Justice Scalia would have denied the petition for certiorari in Erickson altogether. Justice Thomas indicated, in a brief dissent, that he would have affirmed the Tenth Circuit’s opinion. First, he reiterated his belief that the Eighth Amendment applies only to “injuries relating to a criminal sentence.” But, he continued, even applying what he regards as the Court’s “flawed Eighth Amendment jurisprudence,” he would “draw the line at actual, serious injuries and reject the claim that exposure to the risk of injury can violate the Eighth Amendment.”

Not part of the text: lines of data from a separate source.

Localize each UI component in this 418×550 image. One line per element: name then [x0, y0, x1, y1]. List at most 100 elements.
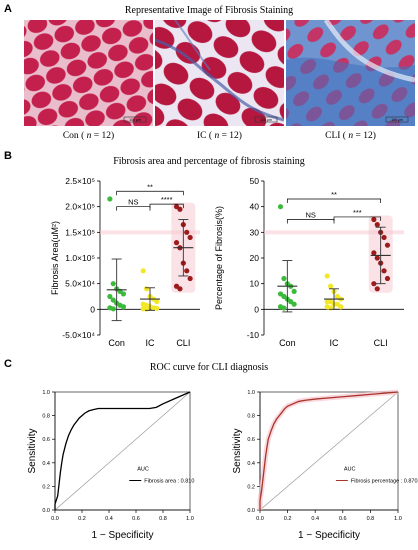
roc-pct-frame	[259, 391, 399, 511]
pct-ytick-label: 20	[250, 253, 260, 263]
roc-area-ytick-label: 0.4	[42, 461, 50, 467]
area-point-con	[110, 281, 116, 287]
roc-pct-ytick-label: 0.8	[247, 414, 255, 420]
area-point-ic	[154, 299, 160, 305]
pct-point-cli	[374, 286, 380, 292]
area-point-ic	[154, 305, 160, 311]
roc-pct-xtick-label: 0.0	[256, 516, 264, 522]
pct-xtick-label: Con	[279, 338, 296, 348]
caption-ic: IC ( n = 12)	[197, 131, 242, 141]
pct-significance-label: ***	[353, 208, 362, 217]
area-significance-label: NS	[128, 198, 138, 207]
pct-significance-label: **	[331, 190, 337, 199]
roc-pct-xtick-label: 0.8	[367, 516, 375, 522]
roc-area-xtick-label: 0.0	[51, 516, 59, 522]
pct-point-cli	[374, 255, 380, 261]
area-significance-bracket	[116, 190, 184, 196]
roc-area-legend-label: Fibrosis area : 0.810	[144, 479, 194, 485]
panel-b-title: Fibrosis area and percentage of fibrosis…	[113, 156, 305, 167]
area-ylabel: Fibrosis Area(uM²)	[50, 221, 60, 295]
roc-area-ytick-label: 0.0	[42, 508, 50, 514]
pct-point-cli	[371, 281, 377, 287]
pct-point-cli	[384, 275, 391, 282]
pct-band	[264, 230, 404, 235]
roc-pct-diagonal	[259, 391, 399, 511]
area-point-cli	[177, 206, 183, 212]
fibrosis-percentage-chart: -10 0 10 20 30 40 50 Percentage of Fibrosis(%) C…	[214, 176, 404, 348]
histology-image-ic: 100 μm	[155, 20, 284, 126]
pct-point-con	[281, 275, 287, 282]
pct-point-ic	[328, 305, 334, 311]
roc-pct-ytick-label: 0.2	[247, 484, 255, 490]
area-point-ic	[144, 306, 150, 312]
area-significance-bracket	[116, 206, 151, 211]
roc-pct-ylabel: Sensitivity	[232, 428, 243, 473]
pct-point-cli	[381, 268, 387, 274]
panel-c-title: ROC curve for CLI diagnosis	[149, 362, 269, 373]
area-point-cli	[173, 240, 180, 246]
roc-pct-xtick-label: 1.0	[394, 516, 402, 522]
area-point-con	[110, 306, 116, 312]
area-point-cli	[177, 286, 183, 292]
roc-area-frame	[54, 391, 191, 511]
caption-con: Con ( n = 12)	[62, 131, 115, 141]
panel-a-title: Representative Image of Fibrosis Stainin…	[124, 5, 294, 16]
area-significance-label: ****	[161, 195, 173, 204]
histology-cli-svg: 100 μm	[286, 20, 415, 126]
roc-pct-roc-line	[259, 391, 399, 510]
roc-area-roc-line	[54, 391, 191, 510]
roc-pct-ytick-label: 1.0	[247, 390, 255, 396]
roc-area-xtick-label: 0.2	[78, 516, 86, 522]
pct-point-ic	[338, 304, 344, 310]
pct-point-con	[281, 305, 287, 311]
panel-b-label: B	[4, 150, 12, 162]
pct-ytick-label: -10	[247, 330, 260, 340]
roc-area-diagonal	[54, 391, 191, 511]
pct-point-cli	[384, 242, 391, 248]
roc-pct-ytick-label: 0.4	[247, 461, 255, 467]
area-point-con	[120, 304, 127, 310]
roc-pct-xtick-label: 0.2	[284, 516, 292, 522]
area-point-ic	[140, 268, 146, 274]
area-point-cli	[184, 229, 190, 235]
roc-pct-xtick-label: 0.6	[339, 516, 347, 522]
roc-pct-xtick-label: 0.4	[311, 516, 319, 522]
area-point-con	[107, 293, 113, 300]
pct-ytick-label: 0	[254, 304, 259, 314]
pct-point-cli	[381, 234, 387, 241]
fibrosis-area-chart: -5.0×10⁴ 0 5.0×10⁴ 1.0×10⁵ 1.5×10⁵ 2.0×10⁵ 2.5…	[50, 176, 200, 348]
area-band	[100, 230, 200, 235]
area-point-cli	[187, 234, 193, 241]
area-ytick-label: 2.5×10⁵	[65, 176, 95, 186]
roc-area-ylabel: Sensitivity	[27, 428, 38, 473]
area-ytick-label: 0	[90, 304, 95, 314]
roc-area-xtick-label: 0.4	[105, 516, 113, 522]
area-ytick-label: 1.5×10⁵	[65, 227, 95, 237]
roc-area-xtick-label: 0.8	[159, 516, 167, 522]
pct-ytick-label: 40	[250, 202, 260, 212]
area-ytick-label: 1.0×10⁵	[65, 253, 95, 263]
area-ytick-label: 2.0×10⁵	[65, 202, 95, 212]
pct-point-ic	[328, 283, 334, 289]
area-ytick-label: 5.0×10⁴	[65, 279, 95, 289]
roc-area-ytick-label: 0.8	[42, 414, 50, 420]
histology-ic-svg: 100 μm	[155, 20, 284, 126]
pct-point-con	[291, 288, 297, 294]
roc-area-ytick-label: 0.2	[42, 484, 50, 490]
area-xtick-label: Con	[108, 338, 125, 348]
roc-area-xtick-label: 0.6	[132, 516, 140, 522]
scale-label-ic: 100 μm	[260, 118, 272, 122]
pct-ylabel: Percentage of Fibrosis(%)	[214, 206, 224, 310]
pct-point-cli	[374, 222, 380, 228]
pct-point-ic	[324, 273, 330, 279]
pct-significance-bracket	[333, 216, 382, 221]
histology-image-cli: 100 μm	[286, 20, 415, 126]
area-point-con	[107, 196, 113, 202]
area-xtick-label: CLI	[176, 338, 190, 348]
panel-a-label: A	[4, 3, 12, 15]
area-xtick-label: IC	[146, 338, 156, 348]
area-point-con	[120, 291, 127, 297]
pct-xtick-label: CLI	[374, 338, 388, 348]
roc-area-ytick-label: 0.6	[42, 437, 50, 443]
roc-fibrosis-percentage-chart: 0.00.0 0.2 0.2 0.4 0.4 0.6 0.6 0.8 0.8 1.0 1.0 1 − …	[232, 389, 418, 541]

So what exactly does this mean? Erickson seems to confirm that the Court meant exactly what it said in Twombly: although Twombly made clear what the Court means by “notice pleading” – viz., to survive a motion to dismiss, a plaintiff cannot rely solely on generalized allegations – it doesn’t reject “notice pleading” altogether. Precisely how this will play out in different areas of the law and with different kinds of claims will (as Richard Samp discusses here) remains to be seen.

One final note is that of timing. Erickson was first distributed for conference at the beginning of January, but the Court’s consideration of the petition was delayed for several months after the Court called for a response from the respondent prison officials and then called for the record. The docket does not reflect any action on the case for two months after the record was received on March 7; the case was then distributed for the May 10 conference, after which it was relisted three times. The opinion was finally released two weeks after the Court’s opinion in Twombly.

It seems likely that the Court initially identified Erickson as a case that should be held and potentially remanded in light of Twombly. Then, in early May (after the Twombly opinion was in circulation), it decided to summarily reverse in Erickson, likely in order to counteract any impression that could arise that Twombly was intended to set a particularly high pleading standard.